An oddity of his career is that he is currently coached by a player with whom he might have teamed at USC, had they been born two years closer to each other.  In the brief period that Peter Lucassen has worked directly with him, Johnson appears to have come to terms with the likelihood that success as a professional will depend less on his ability to dominate his opponents, than his ability not to be dominated.  "Go ahead and try", he says, "it ain't gonna happen - not today, not tomorrow...not ever."  And in a game driven towards homeostasis, Johnson's margin, athleticism, and dogged determination not to concede even the least significant of points, gives him the edge over the litany of pampered former junior phenoms who are learning the hard way that talent will only get you so far.  Johnson does not appear to suffer from such delusions, and it is the strength of that acceptance, and the game he has constructed to make the most of it, that has left him one of two Americans left standing at the Citi Open.

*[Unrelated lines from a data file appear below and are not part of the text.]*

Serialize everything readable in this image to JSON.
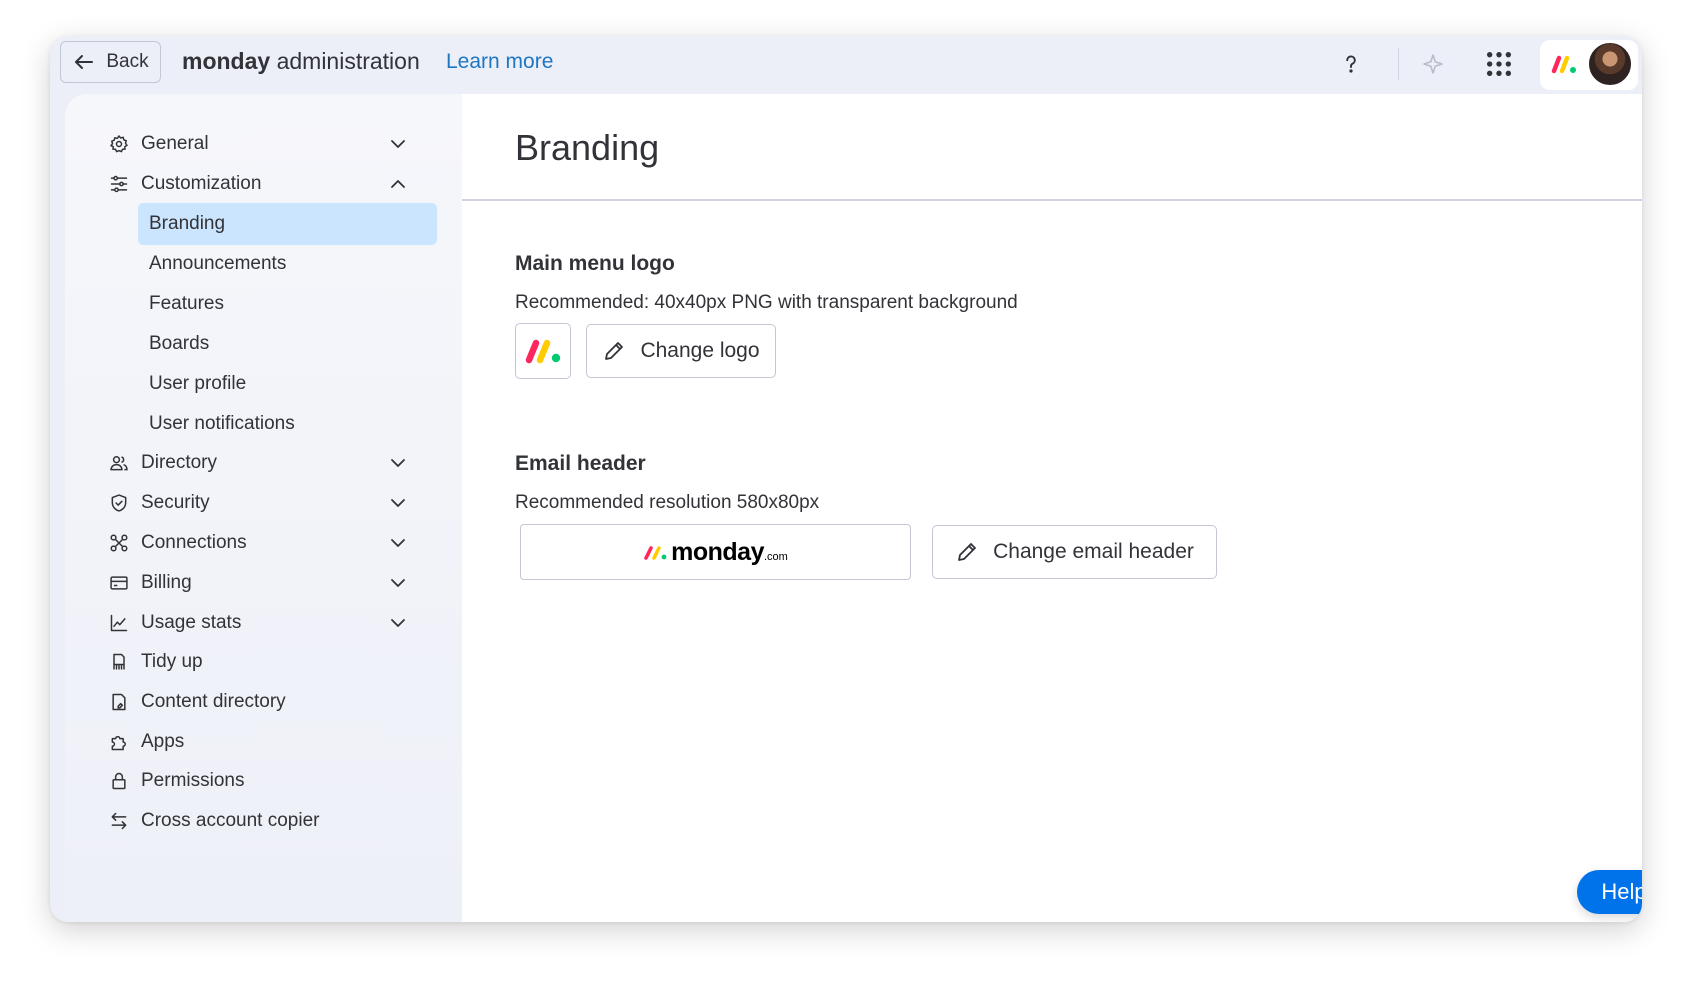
{
  "header": {
    "back_label": "Back",
    "app_brand": "monday",
    "app_title_rest": " administration",
    "learn_more": "Learn more"
  },
  "sidebar": {
    "items": [
      {
        "label": "General",
        "icon": "gear-icon",
        "expandable": true,
        "expanded": false
      },
      {
        "label": "Customization",
        "icon": "sliders-icon",
        "expandable": true,
        "expanded": true
      },
      {
        "label": "Directory",
        "icon": "users-icon",
        "expandable": true,
        "expanded": false
      },
      {
        "label": "Security",
        "icon": "shield-icon",
        "expandable": true,
        "expanded": false
      },
      {
        "label": "Connections",
        "icon": "connections-icon",
        "expandable": true,
        "expanded": false
      },
      {
        "label": "Billing",
        "icon": "credit-card-icon",
        "expandable": true,
        "expanded": false
      },
      {
        "label": "Usage stats",
        "icon": "chart-line-icon",
        "expandable": true,
        "expanded": false
      },
      {
        "label": "Tidy up",
        "icon": "broom-icon",
        "expandable": false
      },
      {
        "label": "Content directory",
        "icon": "document-icon",
        "expandable": false
      },
      {
        "label": "Apps",
        "icon": "puzzle-icon",
        "expandable": false
      },
      {
        "label": "Permissions",
        "icon": "lock-icon",
        "expandable": false
      },
      {
        "label": "Cross account copier",
        "icon": "arrows-swap-icon",
        "expandable": false
      }
    ],
    "sub_items": [
      {
        "label": "Branding",
        "active": true
      },
      {
        "label": "Announcements",
        "active": false
      },
      {
        "label": "Features",
        "active": false
      },
      {
        "label": "Boards",
        "active": false
      },
      {
        "label": "User profile",
        "active": false
      },
      {
        "label": "User notifications",
        "active": false
      }
    ]
  },
  "main": {
    "title": "Branding",
    "logo_section": {
      "title": "Main menu logo",
      "description": "Recommended: 40x40px PNG with transparent background",
      "button_label": "Change logo"
    },
    "email_section": {
      "title": "Email header",
      "description": "Recommended resolution 580x80px",
      "preview_wordmark": "monday",
      "preview_suffix": ".com",
      "button_label": "Change email header"
    }
  },
  "help_button": "Help",
  "colors": {
    "accent": "#0073ea",
    "active_nav": "#cce5ff",
    "link": "#1f76c2",
    "brand_red": "#fb275d",
    "brand_yellow": "#ffcc00",
    "brand_green": "#00ca72"
  }
}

I was struck by Johnson's match with Bernard Tomic the other day - though most were there to catch a glimpse of l'Enfant Terrible of Australian tennis, Johnson won the majority of the crowd over, not just because he is American, but because he plays with such American values:  nobody cares how you get to the top, as long as you get there.  With support from the crowd irrelevant to him, we probably felt better for giving him support than he did for receiving it - such is the depth of his concentration.  Time and again, as Tomic tried to engage the funny bone of the intimate audience of Grandstand 1, and even on occasion his opponent, Johnson responded the only way he knows how - with a glare that would make Josie Wales do a double take, and a ferocity of resistance that might have saved Cassidy and Sundance.

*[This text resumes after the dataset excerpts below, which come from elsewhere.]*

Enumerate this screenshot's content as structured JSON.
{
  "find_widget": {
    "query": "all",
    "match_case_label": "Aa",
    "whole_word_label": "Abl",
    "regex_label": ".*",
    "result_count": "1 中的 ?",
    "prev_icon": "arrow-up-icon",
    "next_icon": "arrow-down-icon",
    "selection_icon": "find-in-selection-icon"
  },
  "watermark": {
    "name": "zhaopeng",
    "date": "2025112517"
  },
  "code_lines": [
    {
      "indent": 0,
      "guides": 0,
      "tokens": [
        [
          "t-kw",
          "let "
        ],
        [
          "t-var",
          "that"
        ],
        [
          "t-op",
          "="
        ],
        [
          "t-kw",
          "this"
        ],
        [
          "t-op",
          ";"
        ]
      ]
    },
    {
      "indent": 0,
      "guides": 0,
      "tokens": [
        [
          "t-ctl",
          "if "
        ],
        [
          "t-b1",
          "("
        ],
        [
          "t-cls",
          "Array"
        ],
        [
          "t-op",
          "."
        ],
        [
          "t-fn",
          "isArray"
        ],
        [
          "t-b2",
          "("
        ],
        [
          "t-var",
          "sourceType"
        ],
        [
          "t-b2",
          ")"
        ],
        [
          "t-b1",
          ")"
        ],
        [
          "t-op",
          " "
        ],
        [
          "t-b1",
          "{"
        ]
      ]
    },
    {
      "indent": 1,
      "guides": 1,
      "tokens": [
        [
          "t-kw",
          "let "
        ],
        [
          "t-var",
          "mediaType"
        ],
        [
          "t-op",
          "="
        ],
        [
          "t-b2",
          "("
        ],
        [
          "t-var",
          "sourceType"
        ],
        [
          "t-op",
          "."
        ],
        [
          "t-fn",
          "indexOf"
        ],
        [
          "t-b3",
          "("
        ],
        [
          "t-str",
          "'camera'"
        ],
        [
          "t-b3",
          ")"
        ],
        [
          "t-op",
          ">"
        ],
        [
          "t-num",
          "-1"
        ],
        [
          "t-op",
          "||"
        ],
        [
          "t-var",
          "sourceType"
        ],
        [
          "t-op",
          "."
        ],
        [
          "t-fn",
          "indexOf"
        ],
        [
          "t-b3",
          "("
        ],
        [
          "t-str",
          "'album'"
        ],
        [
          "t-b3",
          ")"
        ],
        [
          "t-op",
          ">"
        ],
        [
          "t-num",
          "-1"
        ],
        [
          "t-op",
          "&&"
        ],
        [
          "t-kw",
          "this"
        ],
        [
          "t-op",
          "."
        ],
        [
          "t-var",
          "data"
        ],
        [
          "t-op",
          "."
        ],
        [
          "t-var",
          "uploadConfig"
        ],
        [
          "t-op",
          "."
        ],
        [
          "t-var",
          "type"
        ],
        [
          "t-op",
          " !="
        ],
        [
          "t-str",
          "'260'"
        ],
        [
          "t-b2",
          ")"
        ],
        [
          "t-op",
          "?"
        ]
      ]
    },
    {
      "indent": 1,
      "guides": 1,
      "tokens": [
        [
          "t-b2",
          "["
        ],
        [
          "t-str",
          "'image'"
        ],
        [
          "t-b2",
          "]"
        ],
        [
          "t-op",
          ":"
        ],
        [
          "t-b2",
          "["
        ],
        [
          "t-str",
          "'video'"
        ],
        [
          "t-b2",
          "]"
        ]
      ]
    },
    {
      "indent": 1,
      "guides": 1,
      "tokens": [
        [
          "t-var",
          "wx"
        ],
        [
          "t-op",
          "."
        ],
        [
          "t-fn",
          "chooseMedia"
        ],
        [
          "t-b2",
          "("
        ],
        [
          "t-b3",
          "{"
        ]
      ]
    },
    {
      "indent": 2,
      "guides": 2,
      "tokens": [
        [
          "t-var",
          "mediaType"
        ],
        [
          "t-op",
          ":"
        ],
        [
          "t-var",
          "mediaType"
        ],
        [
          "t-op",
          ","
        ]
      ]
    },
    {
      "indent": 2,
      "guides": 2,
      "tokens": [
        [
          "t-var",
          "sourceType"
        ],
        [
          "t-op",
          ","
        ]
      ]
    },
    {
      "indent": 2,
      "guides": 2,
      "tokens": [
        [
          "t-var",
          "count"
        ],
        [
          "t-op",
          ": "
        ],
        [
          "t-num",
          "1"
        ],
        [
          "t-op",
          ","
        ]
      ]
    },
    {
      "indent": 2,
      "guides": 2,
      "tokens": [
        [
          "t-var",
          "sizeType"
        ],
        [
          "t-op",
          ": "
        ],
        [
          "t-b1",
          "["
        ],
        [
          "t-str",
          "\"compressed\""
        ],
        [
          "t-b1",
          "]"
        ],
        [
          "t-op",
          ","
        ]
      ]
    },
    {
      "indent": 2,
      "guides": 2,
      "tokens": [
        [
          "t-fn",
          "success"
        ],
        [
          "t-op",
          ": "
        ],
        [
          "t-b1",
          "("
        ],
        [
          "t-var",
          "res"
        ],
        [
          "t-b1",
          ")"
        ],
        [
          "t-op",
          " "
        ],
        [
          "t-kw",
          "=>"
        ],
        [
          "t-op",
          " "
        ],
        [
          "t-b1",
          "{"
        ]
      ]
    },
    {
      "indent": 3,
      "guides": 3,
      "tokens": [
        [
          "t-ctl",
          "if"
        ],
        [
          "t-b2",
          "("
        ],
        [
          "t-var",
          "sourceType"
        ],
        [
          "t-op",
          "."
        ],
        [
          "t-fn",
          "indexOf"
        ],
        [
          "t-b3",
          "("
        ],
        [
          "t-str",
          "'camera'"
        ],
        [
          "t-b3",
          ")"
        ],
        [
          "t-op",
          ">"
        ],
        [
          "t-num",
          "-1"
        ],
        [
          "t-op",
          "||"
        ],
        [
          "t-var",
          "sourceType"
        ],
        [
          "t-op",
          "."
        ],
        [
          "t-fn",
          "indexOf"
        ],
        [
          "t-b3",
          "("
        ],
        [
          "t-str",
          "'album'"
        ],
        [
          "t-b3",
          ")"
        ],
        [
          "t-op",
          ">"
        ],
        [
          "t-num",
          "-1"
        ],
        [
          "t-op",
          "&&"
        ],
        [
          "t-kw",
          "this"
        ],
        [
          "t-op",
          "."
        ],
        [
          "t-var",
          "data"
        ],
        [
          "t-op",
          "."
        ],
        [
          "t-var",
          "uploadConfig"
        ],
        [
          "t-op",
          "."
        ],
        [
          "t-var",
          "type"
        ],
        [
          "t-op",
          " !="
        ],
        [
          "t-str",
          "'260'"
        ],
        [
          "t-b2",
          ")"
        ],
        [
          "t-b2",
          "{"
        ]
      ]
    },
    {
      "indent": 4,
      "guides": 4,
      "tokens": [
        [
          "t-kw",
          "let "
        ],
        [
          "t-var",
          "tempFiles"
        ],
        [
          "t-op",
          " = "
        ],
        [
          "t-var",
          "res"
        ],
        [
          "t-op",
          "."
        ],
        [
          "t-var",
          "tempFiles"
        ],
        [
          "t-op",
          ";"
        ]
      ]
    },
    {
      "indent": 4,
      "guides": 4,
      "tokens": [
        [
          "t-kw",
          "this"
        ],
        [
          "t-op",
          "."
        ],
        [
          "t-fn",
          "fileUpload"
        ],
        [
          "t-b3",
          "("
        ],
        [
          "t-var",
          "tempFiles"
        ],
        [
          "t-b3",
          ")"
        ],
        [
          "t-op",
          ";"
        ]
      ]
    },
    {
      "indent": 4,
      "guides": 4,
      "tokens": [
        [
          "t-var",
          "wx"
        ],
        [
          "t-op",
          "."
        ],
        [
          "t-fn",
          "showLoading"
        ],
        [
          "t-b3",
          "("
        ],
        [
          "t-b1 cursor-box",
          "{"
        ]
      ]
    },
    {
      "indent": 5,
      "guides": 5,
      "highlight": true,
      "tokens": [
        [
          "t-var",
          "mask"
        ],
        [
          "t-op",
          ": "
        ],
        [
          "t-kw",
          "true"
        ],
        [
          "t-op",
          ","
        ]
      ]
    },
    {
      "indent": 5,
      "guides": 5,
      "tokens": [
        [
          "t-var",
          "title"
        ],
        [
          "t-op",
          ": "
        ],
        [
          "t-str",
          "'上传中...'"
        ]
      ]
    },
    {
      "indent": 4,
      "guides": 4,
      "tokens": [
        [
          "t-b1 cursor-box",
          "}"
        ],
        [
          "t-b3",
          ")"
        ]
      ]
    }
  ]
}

The loose fitting clothes, the ever present baseball cap, and the simultaneously stiff and languid gait, belies a physical force to his game that leaves audiences and his opponents shaking their head in admiration.  What drives someone to fight, scratch and struggle as he does?  He doesn't appear to enjoy it.  His is a frosty disposition, which seems to have no patience for even a single point lost, and if you didn't know any better, Johnson's resolute competitiveness almost appears masochistic.  The truth is something more pleasantly sinister - he is, in fact, a sadist, prepared to put his opponent through the most miserable two hours of his life, if he wants to prevail.  In doing so, he may find himself with nothing left in the next round, and if the roles are reversed, and Johnson wins, he'll do it all again to the next sucker who takes him for granted.

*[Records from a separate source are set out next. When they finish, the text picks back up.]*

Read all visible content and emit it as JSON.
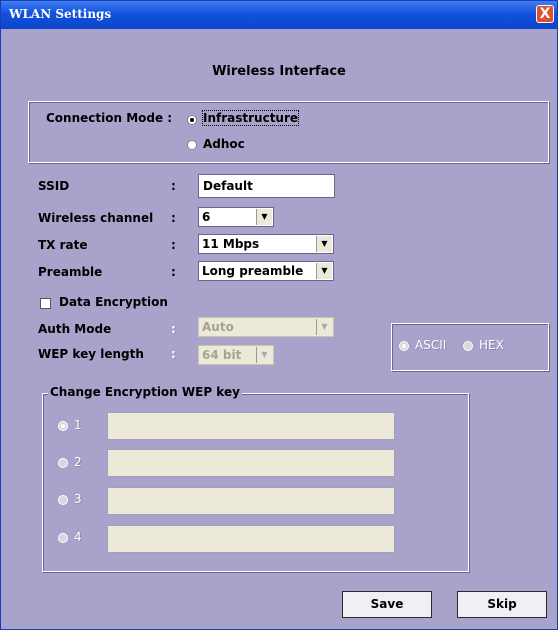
{
  "window": {
    "title": "WLAN Settings",
    "close_glyph": "X"
  },
  "heading": "Wireless Interface",
  "connection": {
    "label": "Connection Mode :",
    "options": [
      {
        "label": "Infrastructure",
        "checked": true
      },
      {
        "label": "Adhoc",
        "checked": false
      }
    ]
  },
  "ssid": {
    "label": "SSID",
    "colon": ":",
    "value": "Default"
  },
  "channel": {
    "label": "Wireless channel",
    "colon": ":",
    "value": "6"
  },
  "tx_rate": {
    "label": "TX rate",
    "colon": ":",
    "value": "11 Mbps"
  },
  "preamble": {
    "label": "Preamble",
    "colon": ":",
    "value": "Long preamble"
  },
  "encryption": {
    "label": "Data Encryption",
    "checked": false
  },
  "auth_mode": {
    "label": "Auth Mode",
    "colon": ":",
    "value": "Auto"
  },
  "wep_length": {
    "label": "WEP key length",
    "colon": ":",
    "value": "64 bit"
  },
  "key_format": {
    "options": [
      {
        "label": "ASCII",
        "checked": true
      },
      {
        "label": "HEX",
        "checked": false
      }
    ]
  },
  "wep_keys": {
    "legend": "Change Encryption WEP key",
    "keys": [
      {
        "label": "1",
        "value": "",
        "checked": true
      },
      {
        "label": "2",
        "value": "",
        "checked": false
      },
      {
        "label": "3",
        "value": "",
        "checked": false
      },
      {
        "label": "4",
        "value": "",
        "checked": false
      }
    ]
  },
  "buttons": {
    "save": "Save",
    "skip": "Skip"
  },
  "icons": {
    "dropdown": "chevron-down-icon",
    "close": "close-icon"
  },
  "colors": {
    "dialog_bg": "#a9a3cc",
    "titlebar": "#1152dd",
    "close": "#e0502a"
  }
}
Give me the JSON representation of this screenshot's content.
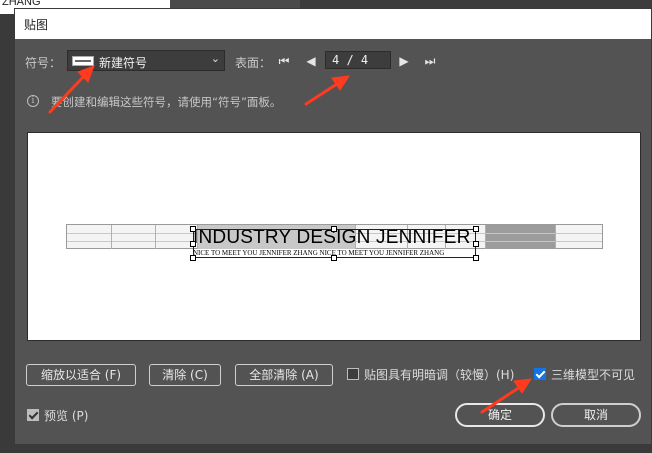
{
  "background": {
    "text": "ZHANG"
  },
  "dialog": {
    "title": "贴图",
    "symbol_label": "符号：",
    "symbol_value": "新建符号",
    "surface_label": "表面：",
    "page": "4 / 4",
    "info_text": "要创建和编辑这些符号，请使用“符号”面板。",
    "preview": {
      "headline": "INDUSTRY DESIGN JENNIFER",
      "subline": "NICE TO MEET YOU JENNIFER ZHANG  NICE TO MEET YOU JENNIFER ZHANG"
    },
    "buttons": {
      "fit": "缩放以适合 (F)",
      "clear": "清除 (C)",
      "clear_all": "全部清除 (A)",
      "ok": "确定",
      "cancel": "取消"
    },
    "checkboxes": {
      "shading": {
        "label": "贴图具有明暗调（较慢）(H)",
        "checked": false
      },
      "invisible": {
        "label": "三维模型不可见",
        "checked": true
      },
      "preview": {
        "label": "预览 (P)",
        "checked": true
      }
    }
  },
  "colors": {
    "accent": "#1473e6",
    "annotation": "#ff3b1f",
    "dialog_bg": "#535353"
  }
}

Perhaps two years of winning the NCAA championships has prepared Johnson in a way that breezing through the junior circuit, and earning the easy money that comes to so many of the Bolletieri brethren who show promise and turn professional before their fruits have ripened, has not.  Perhaps, the education he received in college, including the commitment to learn from those who know more than him, the sense of independence that living on your own with nobody to tell you to go here and there or eat this and that, and the physical strength to break his body down every day, and build it back up the next (just a little bit better-stronger-faster each time), is exactly the kind of education that all of his contemporaries who eschewed the pursuit of knowledge for the pursuit of early glory, are missing out on.

I don't know how good Steve Johnson will be - he may win some tournaments, he may reach the top 20, and he may be a part of the hallowed US Davis Cup team.  But one thing is for certain about Steve Johnson - the most admirable thing about him - if there's a stone unturned, he'll find it...and fire it right between your eyes.